Ya, bila mengamati kebanyakan merek China, terutama mobil listrik murni mereka, layar sentuh berukuran besar kerap menjadi nilai jual utama yang dikemas sebagai bentuk kecanggihan. Satu sisi, ini menghilangkan kebiasaan lama yakni absennya tombol-tombol fisik.
Kementerian Industri Transportasi China akan segera memberlakukan aturan kewajiban menyertakan tombol fisik untuk fungsi kendaraan yang dianggap vital pada setiap mobil baru diproduksi mulai 1 Juli 2027.
Kehadiran tombol fisik ini paling tidak berfungsi untuk menjalankan atau mengoperasikan fitur lampu penanda belok atau sein, pengaturan buka dan tutup kaca samping, dan mengaktifkan Advanced Driver Assistant System atau ADAS.
Soal tren desain interior yang dianggap terlalu minimalis sempat disinggung oleh komunitas produsen kendaraan China. Petinggi Geely pernah mengungkapkan bahwa industri otomotif China terlalu larut mengikuti arus tren secara membabi buta.

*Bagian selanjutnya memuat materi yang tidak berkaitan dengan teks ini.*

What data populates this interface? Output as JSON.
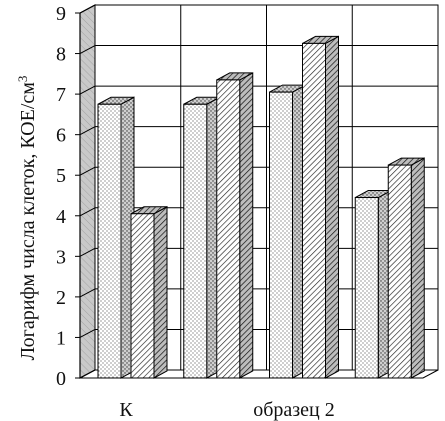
{
  "chart_data": {
    "type": "bar",
    "style": "3d-clustered",
    "title": "",
    "xlabel": "",
    "ylabel": "Логарифм числа клеток, КОЕ/см",
    "ylabel_superscript": "3",
    "ylim": [
      0,
      9
    ],
    "yticks": [
      "0",
      "1",
      "2",
      "3",
      "4",
      "5",
      "6",
      "7",
      "8",
      "9"
    ],
    "grid": true,
    "groups": [
      {
        "bars": [
          6.75,
          4.05
        ]
      },
      {
        "bars": [
          6.75,
          7.35
        ]
      },
      {
        "bars": [
          7.05,
          8.25
        ]
      },
      {
        "bars": [
          4.45,
          5.25
        ]
      }
    ],
    "category_labels": [
      "К",
      "образец 2"
    ],
    "series_patterns": [
      "dotted",
      "hatched"
    ],
    "colors": {
      "wall": "#c8c8c8",
      "grid": "#000000",
      "bar_fill": "#ffffff"
    }
  }
}
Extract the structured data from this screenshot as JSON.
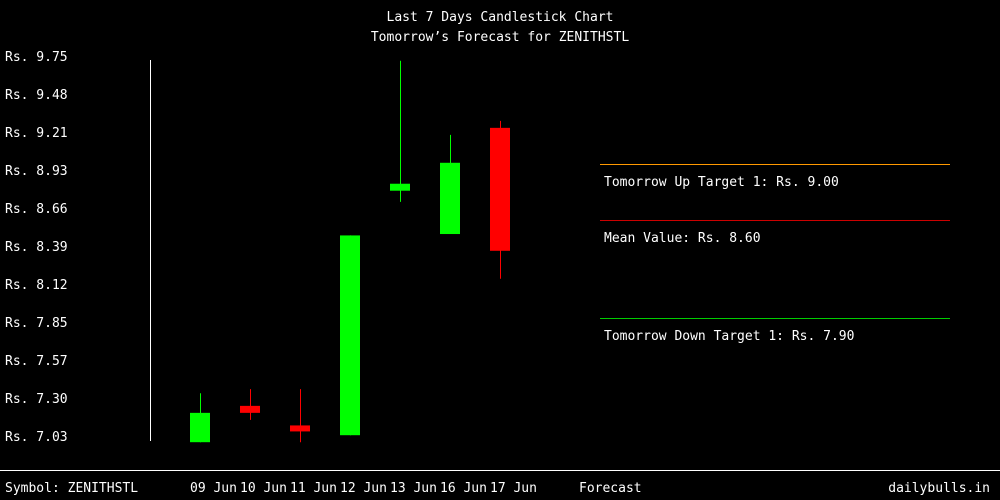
{
  "header": {
    "title": "Last 7 Days Candlestick Chart",
    "subtitle": "Tomorrow’s Forecast for ZENITHSTL"
  },
  "footer": {
    "symbol_label": "Symbol: ZENITHSTL",
    "forecast_label": "Forecast",
    "brand": "dailybulls.in"
  },
  "colors": {
    "background": "#000000",
    "bullish": "#00ff00",
    "bearish": "#ff0000",
    "up_target_line": "#ff9900",
    "mean_line": "#cc0000",
    "down_target_line": "#00cc00",
    "axis": "#ffffff"
  },
  "chart_data": {
    "type": "candlestick",
    "title": "Last 7 Days Candlestick Chart",
    "subtitle": "Tomorrow’s Forecast for ZENITHSTL",
    "symbol": "ZENITHSTL",
    "currency_prefix": "Rs.",
    "ylim": [
      7.03,
      9.75
    ],
    "yticks": [
      "Rs. 9.75",
      "Rs. 9.48",
      "Rs. 9.21",
      "Rs. 8.93",
      "Rs. 8.66",
      "Rs. 8.39",
      "Rs. 8.12",
      "Rs. 7.85",
      "Rs. 7.57",
      "Rs. 7.30",
      "Rs. 7.03"
    ],
    "categories": [
      "09 Jun",
      "10 Jun",
      "11 Jun",
      "12 Jun",
      "13 Jun",
      "16 Jun",
      "17 Jun"
    ],
    "candles": [
      {
        "date": "09 Jun",
        "open": 7.0,
        "high": 7.35,
        "low": 7.0,
        "close": 7.21,
        "direction": "up"
      },
      {
        "date": "10 Jun",
        "open": 7.26,
        "high": 7.38,
        "low": 7.16,
        "close": 7.21,
        "direction": "down"
      },
      {
        "date": "11 Jun",
        "open": 7.12,
        "high": 7.38,
        "low": 7.0,
        "close": 7.08,
        "direction": "down"
      },
      {
        "date": "12 Jun",
        "open": 7.05,
        "high": 8.48,
        "low": 7.05,
        "close": 8.48,
        "direction": "up"
      },
      {
        "date": "13 Jun",
        "open": 8.8,
        "high": 9.73,
        "low": 8.72,
        "close": 8.85,
        "direction": "up"
      },
      {
        "date": "16 Jun",
        "open": 8.49,
        "high": 9.2,
        "low": 8.49,
        "close": 9.0,
        "direction": "up"
      },
      {
        "date": "17 Jun",
        "open": 9.25,
        "high": 9.3,
        "low": 8.17,
        "close": 8.37,
        "direction": "down"
      }
    ],
    "forecast": {
      "label": "Forecast",
      "targets": [
        {
          "name": "Tomorrow Up Target 1",
          "value": 9.0,
          "text": "Tomorrow Up Target 1: Rs. 9.00",
          "color": "#ff9900"
        },
        {
          "name": "Mean Value",
          "value": 8.6,
          "text": "Mean Value: Rs. 8.60",
          "color": "#cc0000"
        },
        {
          "name": "Tomorrow Down Target 1",
          "value": 7.9,
          "text": "Tomorrow Down Target 1: Rs. 7.90",
          "color": "#00cc00"
        }
      ]
    },
    "grid": false,
    "legend": "none"
  }
}
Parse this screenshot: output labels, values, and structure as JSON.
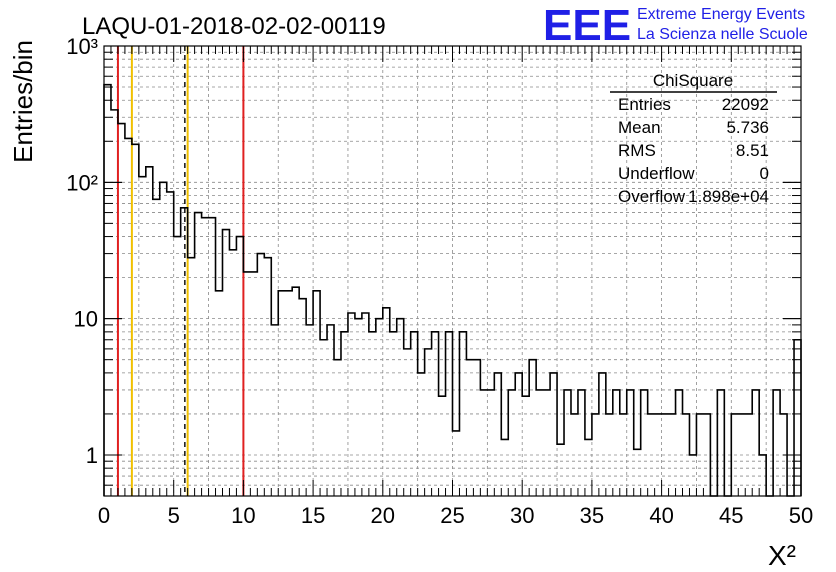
{
  "title": "LAQU-01-2018-02-02-00119",
  "logo": {
    "text": "EEE",
    "line1": "Extreme Energy Events",
    "line2": "La Scienza nelle Scuole",
    "color": "#1f1fe6"
  },
  "stats_box": {
    "title": "ChiSquare",
    "rows": [
      {
        "label": "Entries",
        "value": "22092"
      },
      {
        "label": "Mean",
        "value": "5.736"
      },
      {
        "label": "RMS",
        "value": "8.51"
      },
      {
        "label": "Underflow",
        "value": "0"
      },
      {
        "label": "Overflow",
        "value": "1.898e+04"
      }
    ]
  },
  "chart_data": {
    "type": "histogram",
    "title": "LAQU-01-2018-02-02-00119",
    "xlabel": "X²",
    "ylabel": "Entries/bin",
    "xlim": [
      0,
      50
    ],
    "ylim": [
      0.5,
      1000
    ],
    "yscale": "log",
    "grid": true,
    "bin_width": 0.5,
    "x_ticks": [
      "0",
      "5",
      "10",
      "15",
      "20",
      "25",
      "30",
      "35",
      "40",
      "45",
      "50"
    ],
    "y_ticks": [
      "1",
      "10",
      "10²",
      "10³"
    ],
    "counts": [
      520,
      340,
      270,
      210,
      190,
      110,
      130,
      75,
      100,
      85,
      40,
      65,
      28,
      60,
      55,
      55,
      16,
      45,
      32,
      40,
      22,
      22,
      30,
      28,
      9,
      16,
      16,
      17,
      14,
      9,
      16,
      7,
      9,
      5,
      8,
      11,
      10,
      11,
      8,
      10,
      12,
      8,
      10,
      6,
      8,
      4,
      6,
      8,
      2.7,
      8,
      1.5,
      8,
      5,
      5,
      3,
      3,
      4,
      1.3,
      3,
      4,
      2.7,
      5,
      3,
      3,
      4,
      1.2,
      3,
      2,
      3,
      1.3,
      2,
      4,
      2,
      3,
      2,
      3,
      1.1,
      3,
      2,
      2,
      2,
      2,
      3,
      2,
      1.0,
      2,
      2,
      0.4,
      3,
      0.4,
      2,
      2,
      2,
      3,
      1,
      0.4,
      3,
      2,
      0.4,
      7
    ],
    "vertical_lines": [
      {
        "x": 1.0,
        "color": "#e02020",
        "style": "solid"
      },
      {
        "x": 2.0,
        "color": "#f0c000",
        "style": "solid"
      },
      {
        "x": 5.8,
        "color": "#000000",
        "style": "dashed"
      },
      {
        "x": 6.0,
        "color": "#f0c000",
        "style": "solid"
      },
      {
        "x": 10.0,
        "color": "#e02020",
        "style": "solid"
      }
    ]
  }
}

Ini artinya sebagai revisi regulasi yang sudah ada di China dan sekarang persyaratan teknis baru untuk kontrol fisik. Memastikan bahwa komponen kontrol utama dapat diakses, digunakan, dan sebagian besar dapat dioperasikan tanpa melihat saat mengemudi.
Ke depannya, pengaturan lampu eksterior kendaraan, klakson, operasi perpindahan transmisi, fungsi ADAS, wiper, defroster/defogger, jendela samping, akses panggilan darurat, hingga kontrol daya mati (power off) kendaraan wajib menggunakan tombol fisik.
Otoritas China akan menilai sejumlah kelengkapan dan fitur-fitur tersebut berdasarkan kemudahan penggunaan dan keandalannya ketika digunakan saat berkendara atau jika dalam situasi darurat sekali pun.